Implications for Europe
First of all, it should be pointed out that temperatures in Europe are rising, with a sharp increase since the early 2000s:
As a result, heat waves, forest fires and droughts are increasingly frequent in central and southern Europe. The Mediterranean is becoming an arid region, making it even more vulnerable to drought and forest fires. Northern Europe is becoming much wetter and winter flooding could become a recurring phenomenon.
Urban areas, where 4 out of 5 Europeans live today, are exposed to heat waves, floods and rising sea levels, but are often unprepared to adapt to climate change.
Implications for developing countries
Developing countries are often severely affected. Their populations are generally highly dependent on their natural habitat and have few resources to cope with climate change.
Risks to human health
Climate change is already having an impact on health.

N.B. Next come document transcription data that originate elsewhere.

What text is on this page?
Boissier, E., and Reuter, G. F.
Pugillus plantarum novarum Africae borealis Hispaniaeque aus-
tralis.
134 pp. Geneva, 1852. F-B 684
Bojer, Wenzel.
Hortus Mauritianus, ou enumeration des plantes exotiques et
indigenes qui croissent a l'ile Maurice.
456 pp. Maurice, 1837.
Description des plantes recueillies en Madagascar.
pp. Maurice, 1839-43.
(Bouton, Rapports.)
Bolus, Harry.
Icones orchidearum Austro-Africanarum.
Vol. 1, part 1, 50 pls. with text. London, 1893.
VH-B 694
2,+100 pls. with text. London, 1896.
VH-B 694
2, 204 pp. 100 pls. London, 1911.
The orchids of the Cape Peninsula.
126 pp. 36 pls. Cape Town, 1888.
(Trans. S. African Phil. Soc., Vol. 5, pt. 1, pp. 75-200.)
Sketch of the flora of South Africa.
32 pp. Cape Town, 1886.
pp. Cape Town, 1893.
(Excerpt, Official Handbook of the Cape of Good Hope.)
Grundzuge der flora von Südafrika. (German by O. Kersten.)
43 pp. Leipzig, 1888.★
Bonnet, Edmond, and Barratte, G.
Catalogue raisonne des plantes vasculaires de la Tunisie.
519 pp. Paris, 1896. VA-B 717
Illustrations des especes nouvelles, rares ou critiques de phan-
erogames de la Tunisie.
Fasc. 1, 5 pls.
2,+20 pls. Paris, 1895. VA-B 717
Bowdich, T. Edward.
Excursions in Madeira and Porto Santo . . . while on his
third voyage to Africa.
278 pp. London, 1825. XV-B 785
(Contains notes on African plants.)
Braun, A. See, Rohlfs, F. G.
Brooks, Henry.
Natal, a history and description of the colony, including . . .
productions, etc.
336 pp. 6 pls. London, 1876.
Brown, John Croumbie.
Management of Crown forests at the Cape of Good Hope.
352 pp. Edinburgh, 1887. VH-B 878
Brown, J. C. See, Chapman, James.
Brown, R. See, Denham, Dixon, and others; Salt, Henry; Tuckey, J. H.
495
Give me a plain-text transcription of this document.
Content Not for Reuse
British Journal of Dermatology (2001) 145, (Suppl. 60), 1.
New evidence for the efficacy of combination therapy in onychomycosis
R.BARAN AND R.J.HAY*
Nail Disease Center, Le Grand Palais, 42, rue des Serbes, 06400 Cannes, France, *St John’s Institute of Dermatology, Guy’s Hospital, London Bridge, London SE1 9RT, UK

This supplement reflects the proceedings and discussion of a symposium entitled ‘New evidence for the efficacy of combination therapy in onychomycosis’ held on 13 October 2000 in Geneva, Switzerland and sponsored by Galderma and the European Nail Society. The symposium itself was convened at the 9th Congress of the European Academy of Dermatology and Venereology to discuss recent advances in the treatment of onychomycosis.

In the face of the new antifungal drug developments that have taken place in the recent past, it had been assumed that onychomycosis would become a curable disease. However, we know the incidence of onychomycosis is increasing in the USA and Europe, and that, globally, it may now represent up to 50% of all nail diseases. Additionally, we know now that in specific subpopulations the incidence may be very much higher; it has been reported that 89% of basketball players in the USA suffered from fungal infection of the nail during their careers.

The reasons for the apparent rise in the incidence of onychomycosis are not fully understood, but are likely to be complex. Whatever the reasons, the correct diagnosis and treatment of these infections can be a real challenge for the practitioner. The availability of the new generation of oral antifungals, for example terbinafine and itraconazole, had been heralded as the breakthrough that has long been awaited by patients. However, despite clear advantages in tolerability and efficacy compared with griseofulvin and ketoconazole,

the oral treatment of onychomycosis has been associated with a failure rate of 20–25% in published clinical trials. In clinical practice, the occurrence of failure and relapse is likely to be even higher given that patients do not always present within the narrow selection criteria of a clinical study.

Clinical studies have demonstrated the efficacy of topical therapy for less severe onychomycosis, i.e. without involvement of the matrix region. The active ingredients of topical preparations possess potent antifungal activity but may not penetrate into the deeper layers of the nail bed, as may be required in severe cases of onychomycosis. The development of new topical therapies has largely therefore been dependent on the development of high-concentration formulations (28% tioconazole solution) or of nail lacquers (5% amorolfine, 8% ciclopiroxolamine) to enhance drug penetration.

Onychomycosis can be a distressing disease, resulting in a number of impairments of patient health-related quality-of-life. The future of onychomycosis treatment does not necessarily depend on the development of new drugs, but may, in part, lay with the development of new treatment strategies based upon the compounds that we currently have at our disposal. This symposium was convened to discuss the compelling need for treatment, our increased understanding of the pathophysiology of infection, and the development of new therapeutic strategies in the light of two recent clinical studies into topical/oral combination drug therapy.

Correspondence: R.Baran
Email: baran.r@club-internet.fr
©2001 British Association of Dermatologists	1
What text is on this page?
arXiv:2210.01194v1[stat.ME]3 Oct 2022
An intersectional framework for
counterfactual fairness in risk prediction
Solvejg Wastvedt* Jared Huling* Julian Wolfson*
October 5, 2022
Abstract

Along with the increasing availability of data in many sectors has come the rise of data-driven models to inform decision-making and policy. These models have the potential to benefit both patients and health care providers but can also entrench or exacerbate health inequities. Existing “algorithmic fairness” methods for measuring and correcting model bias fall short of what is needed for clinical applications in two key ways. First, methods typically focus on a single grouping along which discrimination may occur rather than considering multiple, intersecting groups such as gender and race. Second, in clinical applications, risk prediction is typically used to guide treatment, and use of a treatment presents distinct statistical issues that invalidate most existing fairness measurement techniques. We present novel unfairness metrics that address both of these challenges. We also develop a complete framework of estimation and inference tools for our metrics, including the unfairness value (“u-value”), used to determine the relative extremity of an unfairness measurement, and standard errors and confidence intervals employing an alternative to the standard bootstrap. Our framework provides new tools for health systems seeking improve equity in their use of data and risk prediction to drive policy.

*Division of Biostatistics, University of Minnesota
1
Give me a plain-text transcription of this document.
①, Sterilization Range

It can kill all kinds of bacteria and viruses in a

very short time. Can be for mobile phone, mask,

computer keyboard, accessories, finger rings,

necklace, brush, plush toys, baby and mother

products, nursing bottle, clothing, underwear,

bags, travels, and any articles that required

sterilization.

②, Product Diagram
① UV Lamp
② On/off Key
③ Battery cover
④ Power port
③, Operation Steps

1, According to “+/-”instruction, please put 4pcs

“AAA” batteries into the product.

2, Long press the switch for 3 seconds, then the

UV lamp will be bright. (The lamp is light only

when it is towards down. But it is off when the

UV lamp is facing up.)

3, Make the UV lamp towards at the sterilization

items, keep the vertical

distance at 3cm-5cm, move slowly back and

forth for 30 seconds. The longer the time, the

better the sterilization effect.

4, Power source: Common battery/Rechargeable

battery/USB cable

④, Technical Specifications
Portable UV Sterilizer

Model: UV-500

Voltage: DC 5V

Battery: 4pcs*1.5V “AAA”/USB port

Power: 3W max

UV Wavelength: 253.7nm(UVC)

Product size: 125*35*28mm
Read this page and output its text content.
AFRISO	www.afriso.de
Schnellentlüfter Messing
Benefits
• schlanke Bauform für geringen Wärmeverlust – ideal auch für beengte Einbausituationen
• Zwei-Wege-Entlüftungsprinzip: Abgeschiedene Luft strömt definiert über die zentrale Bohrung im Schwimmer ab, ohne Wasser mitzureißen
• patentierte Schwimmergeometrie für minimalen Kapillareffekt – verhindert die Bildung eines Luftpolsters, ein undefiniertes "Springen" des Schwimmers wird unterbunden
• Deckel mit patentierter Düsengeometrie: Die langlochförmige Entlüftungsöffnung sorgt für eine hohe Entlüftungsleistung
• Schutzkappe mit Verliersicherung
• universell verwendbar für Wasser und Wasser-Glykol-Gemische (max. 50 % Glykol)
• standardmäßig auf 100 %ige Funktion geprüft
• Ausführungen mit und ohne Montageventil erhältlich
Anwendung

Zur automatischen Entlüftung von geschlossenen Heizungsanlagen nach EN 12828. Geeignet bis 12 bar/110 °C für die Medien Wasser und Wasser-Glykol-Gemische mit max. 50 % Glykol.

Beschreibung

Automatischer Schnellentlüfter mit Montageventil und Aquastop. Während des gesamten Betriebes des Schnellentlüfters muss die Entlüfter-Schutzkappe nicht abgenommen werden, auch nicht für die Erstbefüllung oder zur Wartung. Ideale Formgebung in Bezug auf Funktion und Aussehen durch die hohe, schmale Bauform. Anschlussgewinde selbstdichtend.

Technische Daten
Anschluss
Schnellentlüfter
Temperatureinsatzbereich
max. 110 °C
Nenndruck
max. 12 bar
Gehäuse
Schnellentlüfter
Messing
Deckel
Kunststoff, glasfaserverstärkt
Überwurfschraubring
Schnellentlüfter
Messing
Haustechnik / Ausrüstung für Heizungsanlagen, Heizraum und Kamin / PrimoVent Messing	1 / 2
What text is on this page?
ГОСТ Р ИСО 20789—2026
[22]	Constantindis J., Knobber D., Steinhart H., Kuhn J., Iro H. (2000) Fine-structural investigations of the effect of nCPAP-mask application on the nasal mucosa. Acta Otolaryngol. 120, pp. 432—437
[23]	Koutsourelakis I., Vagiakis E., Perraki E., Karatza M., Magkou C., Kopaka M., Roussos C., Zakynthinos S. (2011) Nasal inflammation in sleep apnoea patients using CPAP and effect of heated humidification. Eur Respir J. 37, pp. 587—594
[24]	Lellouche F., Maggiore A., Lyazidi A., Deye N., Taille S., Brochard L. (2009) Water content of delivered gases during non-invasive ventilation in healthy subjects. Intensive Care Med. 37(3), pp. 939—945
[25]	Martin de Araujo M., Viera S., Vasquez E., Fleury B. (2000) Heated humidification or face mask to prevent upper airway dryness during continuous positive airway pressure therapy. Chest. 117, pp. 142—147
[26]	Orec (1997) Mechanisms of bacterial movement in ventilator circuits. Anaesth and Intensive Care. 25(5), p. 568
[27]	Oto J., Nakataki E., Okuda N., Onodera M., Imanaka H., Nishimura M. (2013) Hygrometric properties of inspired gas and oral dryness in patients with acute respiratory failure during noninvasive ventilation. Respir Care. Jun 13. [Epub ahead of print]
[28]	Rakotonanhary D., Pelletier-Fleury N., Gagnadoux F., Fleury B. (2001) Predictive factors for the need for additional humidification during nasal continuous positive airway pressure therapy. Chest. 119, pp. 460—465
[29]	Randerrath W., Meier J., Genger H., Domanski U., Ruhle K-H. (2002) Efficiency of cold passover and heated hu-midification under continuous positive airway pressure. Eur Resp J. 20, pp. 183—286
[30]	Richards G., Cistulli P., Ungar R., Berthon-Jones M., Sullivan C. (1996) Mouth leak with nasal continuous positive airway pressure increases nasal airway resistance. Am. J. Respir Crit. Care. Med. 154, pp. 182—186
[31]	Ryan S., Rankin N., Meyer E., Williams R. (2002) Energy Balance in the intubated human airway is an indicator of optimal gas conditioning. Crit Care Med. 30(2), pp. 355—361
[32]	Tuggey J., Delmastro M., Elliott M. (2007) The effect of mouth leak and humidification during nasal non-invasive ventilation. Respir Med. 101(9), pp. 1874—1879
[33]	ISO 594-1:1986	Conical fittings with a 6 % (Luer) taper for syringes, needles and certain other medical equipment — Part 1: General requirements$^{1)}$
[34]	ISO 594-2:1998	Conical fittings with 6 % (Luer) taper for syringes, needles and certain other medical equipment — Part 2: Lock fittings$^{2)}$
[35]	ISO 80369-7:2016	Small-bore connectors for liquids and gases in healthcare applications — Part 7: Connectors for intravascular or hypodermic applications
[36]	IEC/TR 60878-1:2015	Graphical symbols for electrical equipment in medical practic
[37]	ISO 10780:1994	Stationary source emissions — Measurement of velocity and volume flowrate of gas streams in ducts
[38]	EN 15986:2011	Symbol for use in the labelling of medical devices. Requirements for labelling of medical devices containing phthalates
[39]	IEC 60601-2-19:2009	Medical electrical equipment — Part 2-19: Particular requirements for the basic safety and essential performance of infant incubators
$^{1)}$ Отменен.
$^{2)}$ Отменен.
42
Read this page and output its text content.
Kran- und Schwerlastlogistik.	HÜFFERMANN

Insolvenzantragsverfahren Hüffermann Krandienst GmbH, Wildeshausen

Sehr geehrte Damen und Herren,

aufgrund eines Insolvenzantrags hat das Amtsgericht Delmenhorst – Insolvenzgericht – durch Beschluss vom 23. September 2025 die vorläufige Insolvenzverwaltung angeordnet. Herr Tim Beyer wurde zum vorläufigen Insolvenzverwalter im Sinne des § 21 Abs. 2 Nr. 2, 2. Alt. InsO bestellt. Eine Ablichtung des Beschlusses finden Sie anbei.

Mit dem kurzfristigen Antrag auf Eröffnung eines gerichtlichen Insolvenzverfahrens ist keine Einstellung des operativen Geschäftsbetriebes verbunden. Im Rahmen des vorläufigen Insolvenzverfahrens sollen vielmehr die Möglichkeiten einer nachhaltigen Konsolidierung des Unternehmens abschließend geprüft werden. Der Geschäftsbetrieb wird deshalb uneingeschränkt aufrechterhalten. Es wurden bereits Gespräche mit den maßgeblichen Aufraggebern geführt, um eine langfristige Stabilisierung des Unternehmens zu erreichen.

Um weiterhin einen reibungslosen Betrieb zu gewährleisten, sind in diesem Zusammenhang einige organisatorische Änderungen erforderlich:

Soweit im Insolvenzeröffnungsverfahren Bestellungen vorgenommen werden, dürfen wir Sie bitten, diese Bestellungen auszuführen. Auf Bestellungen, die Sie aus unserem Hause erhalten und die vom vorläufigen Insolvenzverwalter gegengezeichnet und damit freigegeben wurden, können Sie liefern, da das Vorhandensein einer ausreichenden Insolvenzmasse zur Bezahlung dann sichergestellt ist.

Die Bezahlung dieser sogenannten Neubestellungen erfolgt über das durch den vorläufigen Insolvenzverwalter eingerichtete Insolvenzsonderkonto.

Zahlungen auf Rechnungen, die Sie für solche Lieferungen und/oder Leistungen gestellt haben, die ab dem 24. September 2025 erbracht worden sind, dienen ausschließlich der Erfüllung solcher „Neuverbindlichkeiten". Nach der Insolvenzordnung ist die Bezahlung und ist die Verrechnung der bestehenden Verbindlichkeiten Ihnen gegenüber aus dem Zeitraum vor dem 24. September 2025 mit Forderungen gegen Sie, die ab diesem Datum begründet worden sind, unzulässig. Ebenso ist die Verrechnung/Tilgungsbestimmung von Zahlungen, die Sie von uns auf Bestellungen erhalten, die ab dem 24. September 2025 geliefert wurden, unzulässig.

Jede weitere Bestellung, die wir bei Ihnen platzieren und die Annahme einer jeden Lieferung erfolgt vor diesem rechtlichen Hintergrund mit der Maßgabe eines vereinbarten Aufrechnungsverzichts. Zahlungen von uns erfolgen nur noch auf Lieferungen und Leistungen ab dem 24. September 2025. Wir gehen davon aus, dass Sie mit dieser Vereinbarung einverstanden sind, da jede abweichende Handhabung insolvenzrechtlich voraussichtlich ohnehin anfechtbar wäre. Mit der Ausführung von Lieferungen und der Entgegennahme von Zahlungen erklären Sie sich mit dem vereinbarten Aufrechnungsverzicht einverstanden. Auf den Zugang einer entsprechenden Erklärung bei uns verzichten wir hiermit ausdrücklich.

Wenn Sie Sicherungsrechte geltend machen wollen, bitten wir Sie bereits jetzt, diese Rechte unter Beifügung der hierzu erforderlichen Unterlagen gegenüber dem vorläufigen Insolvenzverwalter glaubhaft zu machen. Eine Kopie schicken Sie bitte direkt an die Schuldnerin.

In some regions, there is an increase in the number of deaths due to heat and in others there is an increase in the number of deaths due to cold.
Costs to society and the economy
Damage to housing, infrastructure and human health results in high costs to society and the economy. Between 1980 and 2011, floods affected more than 5.5 million people in Europe and caused direct economic losses of more than EUR 90 billion, while in Europe alone, extreme weather and climate events caused economic losses totalling EUR 433 billion over the period 1980-2016. Sectors that are highly dependent on certain temperatures and precipitation levels, such as agriculture, forestry, energy and tourism, are particularly affected.
Risks to wildlife
Climate change is occurring at such a rapid pace that many plant and animal species are struggling to adapt. Many terrestrial, marine and freshwater species have already moved to other regions. Some plant and animal species will be at greater risk of extinction if the global average temperature continues to rise uncontrollably.